Team:NTU-Taida/Modeling/Flow Cytometry

From 2013.igem.org

Flow Cytometry



Flow Cytometry

Now We try to find relationship between simulation result and reality by simulating the single cell model with Brownian noise many times (1000 times in this case) and collecting the data from flow cytometry (which can detect the GFP intensity of each cell and estimate the distribution of GFP intensity).

We collect the experiment result with 4 different initial condition (AHL concentration = 10-3, 10-5, 10-7, 0) in 5 time points (0,1,2,3,4 hours after reaction) (Figure 1~4). Bi-Gaussian distribution are observed in some cases (with AHL concentration = 10-3, 10-5 ) at 1 hours indicated that positive feedback system were amplifying the signal. The cells which can trigger the positive feedback loop create more AHL receptor hence more GFP are generated and other cells which cannot trigger the positive feedback loop create GFP much slower ,yields Bi-Gaussian distribution. However the GFP intensity reach saturation within 1 hours in all cases.

Figure.1 GFP intensity distribution at time 0. (AHL injtial conc = 10-5) Notice that it takes some time (15~20min) to prepare the sample for cell cytometry and the cell still detect AHL and produce GFP at this time.
Figure.2 (a) GFP intensity distribution at time 1hr. (AHL injtial conc = 10-5). The cell reach max GFP intensity at this time. (b) The cell distribution of GFP intensity does not make any significantly change after 1hr

We have observed the similar behavior in our simulated data.

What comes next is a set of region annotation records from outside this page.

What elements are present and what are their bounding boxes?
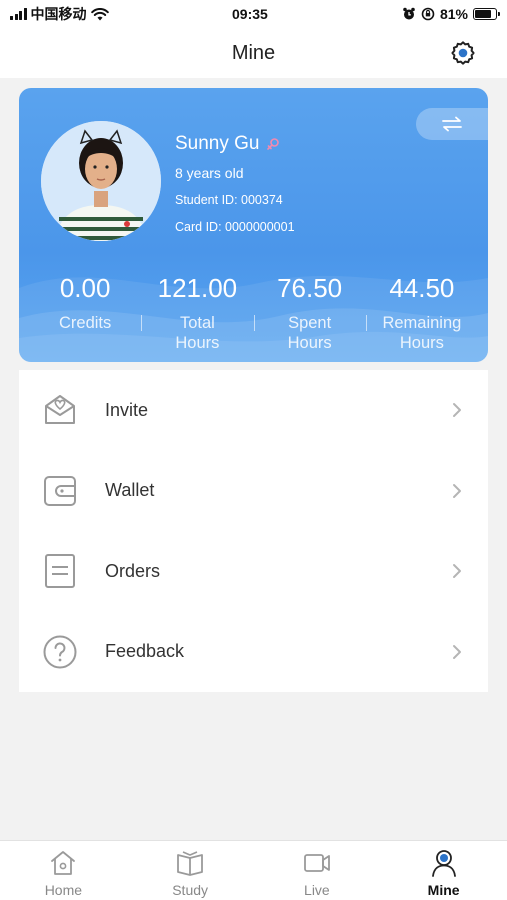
female-symbol-icon	[266, 138, 279, 150]
stat-credits: 0.00 Credits	[29, 271, 141, 353]
tab-label: Home	[44, 882, 83, 898]
status-bar: 中国移动 09:35 81%	[0, 0, 507, 28]
menu-label: Feedback	[105, 641, 185, 662]
stat-spent-hours: 76.50 Spent Hours	[253, 271, 366, 353]
video-camera-icon	[303, 854, 330, 872]
cellular-signal-icon	[10, 8, 27, 20]
profile-card: Sunny Gu 8 years old Student ID: 000374 …	[19, 88, 488, 362]
tab-label: Study	[172, 882, 209, 898]
page-title: Mine	[231, 41, 276, 64]
student-id: Student ID: 000374	[175, 193, 283, 207]
wifi-icon	[90, 7, 109, 20]
tab-label: Live	[304, 882, 330, 898]
stat-total-hours: 121.00 Total Hours	[141, 271, 253, 353]
stat-value: 76.50	[277, 273, 343, 303]
menu-item-invite[interactable]: Invite	[19, 370, 488, 451]
tab-mine[interactable]: Mine	[380, 841, 507, 900]
gear-icon[interactable]	[449, 39, 477, 67]
stat-value: 44.50	[389, 273, 455, 303]
tab-home[interactable]: Home	[0, 841, 127, 900]
menu-label: Orders	[105, 560, 161, 581]
avatar[interactable]	[41, 121, 161, 241]
stat-remaining-hours: 44.50 Remaining Hours	[365, 271, 478, 353]
carrier-name: 中国移动	[30, 6, 87, 22]
stat-divider	[141, 315, 143, 331]
stat-value: 0.00	[59, 273, 111, 303]
chevron-right-icon	[453, 564, 461, 579]
tab-live[interactable]: Live	[254, 841, 381, 900]
menu-item-orders[interactable]: Orders	[19, 531, 488, 612]
menu-label: Wallet	[105, 480, 155, 501]
wallet-icon	[44, 475, 76, 506]
document-icon	[45, 554, 75, 589]
chevron-right-icon	[453, 483, 461, 498]
card-id: Card ID: 0000000001	[175, 220, 295, 234]
menu-label: Invite	[105, 399, 149, 420]
stat-label: Spent Hours	[287, 314, 332, 352]
nav-bar: Mine	[0, 28, 507, 78]
menu-item-feedback[interactable]: Feedback	[19, 612, 488, 693]
chevron-right-icon	[453, 644, 461, 659]
chevron-right-icon	[453, 403, 461, 418]
battery-percent: 81%	[439, 6, 468, 22]
stat-divider	[253, 315, 255, 331]
stat-value: 121.00	[157, 273, 238, 303]
battery-icon	[473, 8, 500, 20]
swap-arrows-icon	[442, 116, 462, 132]
stat-divider	[365, 315, 367, 331]
person-icon	[431, 850, 456, 877]
tab-bar: Home Study Live Mine	[0, 840, 507, 900]
question-circle-icon	[43, 635, 77, 669]
stat-label: Total Hours	[175, 314, 220, 352]
tab-study[interactable]: Study	[127, 841, 254, 900]
menu-item-wallet[interactable]: Wallet	[19, 451, 488, 532]
stat-label: Remaining Hours	[382, 314, 462, 352]
home-icon	[51, 851, 76, 875]
tab-label: Mine	[427, 882, 460, 898]
stat-label: Credits	[58, 314, 112, 332]
rotation-lock-icon	[421, 7, 435, 21]
student-age: 8 years old	[175, 165, 244, 181]
switch-account-button[interactable]	[416, 108, 488, 140]
menu-list: Invite Wallet Orders Feedback	[19, 370, 488, 692]
stats-row: 0.00 Credits 121.00 Total Hours 76.50 Sp…	[29, 271, 478, 353]
alarm-icon	[403, 7, 415, 20]
envelope-heart-icon	[45, 395, 75, 425]
student-name: Sunny Gu	[175, 133, 260, 154]
book-icon	[177, 851, 204, 876]
clock: 09:35	[232, 6, 268, 22]
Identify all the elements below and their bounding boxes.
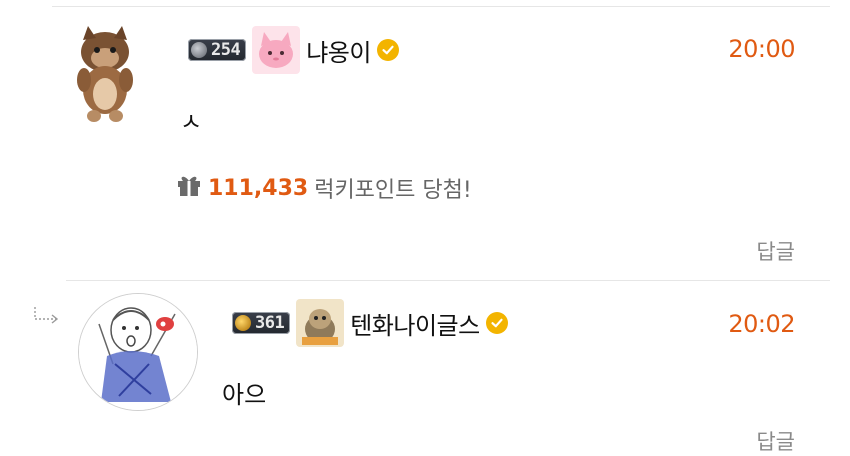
comment-text: 아으 [222,381,267,409]
level-number: 254 [211,40,241,60]
level-badge: 361 [232,312,291,334]
comment-time: 20:00 [728,35,795,63]
level-badge: 254 [188,39,247,61]
lucky-point-label: 럭키포인트 당첨! [314,178,472,203]
gift-icon [176,173,202,203]
verified-check-icon [485,312,508,334]
level-gem-icon [191,42,207,58]
avatar[interactable] [78,293,198,411]
level-number: 361 [255,313,285,333]
comment-meta: 361 텐화나이글스 [232,299,508,347]
reply-arrow-icon [32,305,62,329]
drawing-avatar-image [79,294,197,410]
reply-comment-item: 361 텐화나이글스 20:02 아으 답글 [0,281,850,456]
comment-meta: 254 냐옹이 [188,26,399,74]
cat-avatar-image [77,26,133,122]
reply-button[interactable]: 답글 [756,236,795,266]
nickname[interactable]: 냐옹이 [306,33,371,68]
comment-item: 254 냐옹이 20:00 ㅅ 111,433 럭키포인트 당첨! 답글 [0,0,850,280]
comment-time: 20:02 [728,310,795,338]
emblem-image [252,26,301,74]
avatar[interactable] [70,24,140,124]
emblem-image [296,299,345,347]
reply-button[interactable]: 답글 [756,426,795,456]
verified-check-icon [376,39,399,61]
lucky-point-amount: 111,433 [208,175,309,201]
nickname[interactable]: 텐화나이글스 [350,306,480,341]
lucky-point-notice: 111,433 럭키포인트 당첨! [176,172,472,204]
comment-text: ㅅ [180,108,203,136]
level-gem-icon [235,315,251,331]
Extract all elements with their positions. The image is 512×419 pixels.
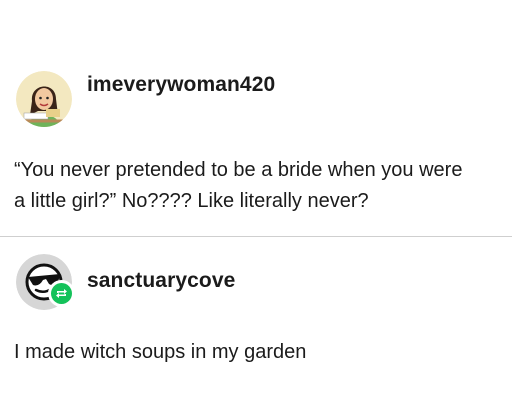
post-username[interactable]: imeverywoman420 xyxy=(87,73,275,97)
post-sanctuarycove: sanctuarycove I made witch soups in my g… xyxy=(0,237,512,419)
post-text-line: I made witch soups in my garden xyxy=(14,341,307,363)
post-username[interactable]: sanctuarycove xyxy=(87,269,235,293)
post-body: “You never pretended to be a bride when … xyxy=(14,155,504,217)
post-imeverywoman420: imeverywoman420 “You never pretended to … xyxy=(0,0,512,236)
reblog-icon xyxy=(51,283,72,304)
post-text-line: a little girl?” No???? Like literally ne… xyxy=(14,190,369,212)
post-body: I made witch soups in my garden xyxy=(14,337,504,368)
reblog-badge xyxy=(48,280,75,307)
cartoon-woman-avatar-icon[interactable] xyxy=(16,71,72,127)
post-text-line: “You never pretended to be a bride when … xyxy=(14,159,463,181)
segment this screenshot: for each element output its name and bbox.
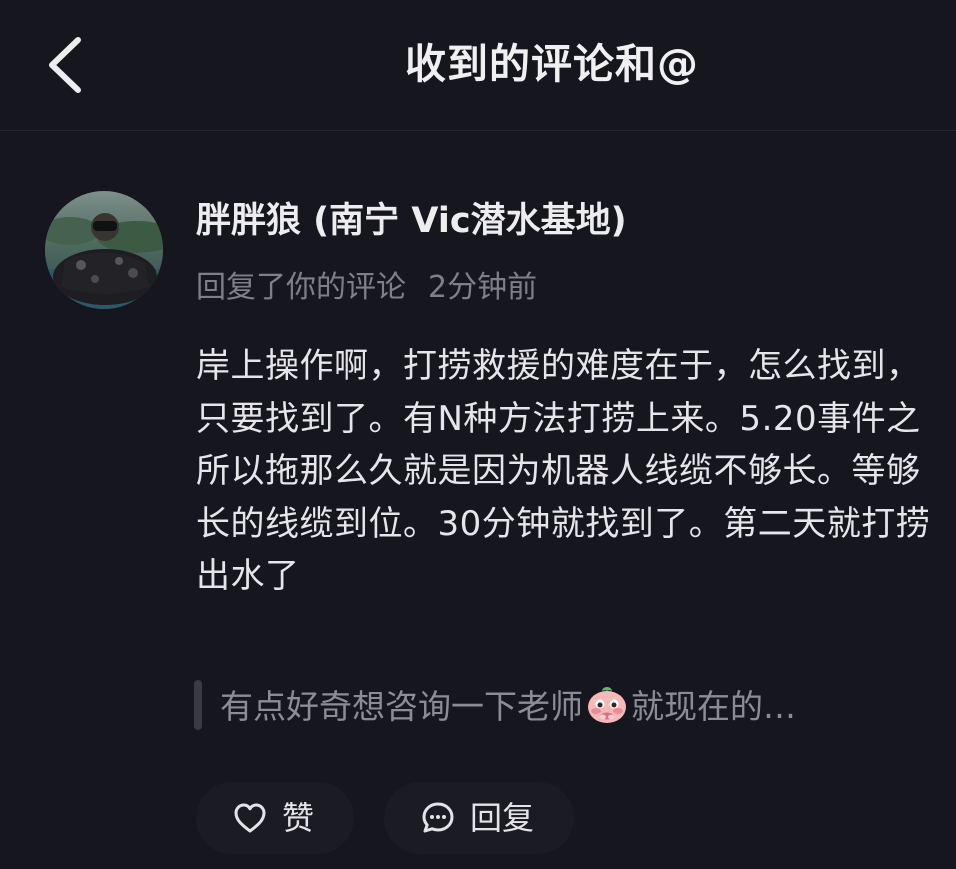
like-label: 赞 (282, 799, 315, 837)
username[interactable]: 胖胖狼 (南宁 Vic潜水基地) (196, 198, 627, 244)
reply-label: 回复 (470, 799, 535, 837)
notification-meta: 回复了你的评论 2分钟前 (196, 268, 537, 308)
quote-bar (194, 680, 202, 730)
timestamp: 2分钟前 (428, 270, 538, 305)
chat-bubble-icon (420, 800, 456, 836)
quoted-text-before: 有点好奇想咨询一下老师 (220, 687, 583, 726)
top-bar: 收到的评论和@ (0, 0, 956, 131)
quoted-text-after: 就现在的… (631, 687, 796, 726)
reply-button[interactable]: 回复 (384, 782, 574, 854)
shy-face-emoji (585, 684, 629, 724)
page-title-text: 收到的评论和@ (405, 40, 699, 88)
quoted-comment[interactable]: 有点好奇想咨询一下老师 就现在的… (194, 678, 956, 732)
like-button[interactable]: 赞 (196, 782, 354, 854)
avatar[interactable] (45, 191, 163, 309)
heart-outline-icon (232, 800, 268, 836)
comment-text[interactable]: 岸上操作啊，打捞救援的难度在于，怎么找到，只要找到了。有N种方法打捞上来。5.2… (196, 340, 941, 603)
page-title: 收到的评论和@ (0, 38, 956, 90)
action-text: 回复了你的评论 (196, 270, 406, 305)
avatar-diver-photo (45, 191, 163, 309)
quoted-text: 有点好奇想咨询一下老师 就现在的… (220, 684, 796, 729)
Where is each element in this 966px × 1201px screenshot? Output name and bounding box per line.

The cell distribution are bi-gaussian in some initial condition at time 1100sec (compare with time 0 of real sample since the real sample need preparation to run flow cytometry), and the cell reach max GFP concentration within 1hr. (Figure 3)

Figure.3 Simulation Data (a)GFP intensity distribution at time 1100 seconds. (AHL injtial conc = 10-5) This curve can be fit well by Bi-Gaussian Distribution (R2 = 0.9613) (b) GFP intensity distribution at time 1hr. (AHL injtial conc = 10-5). The cell reach max GFP intensity at this time.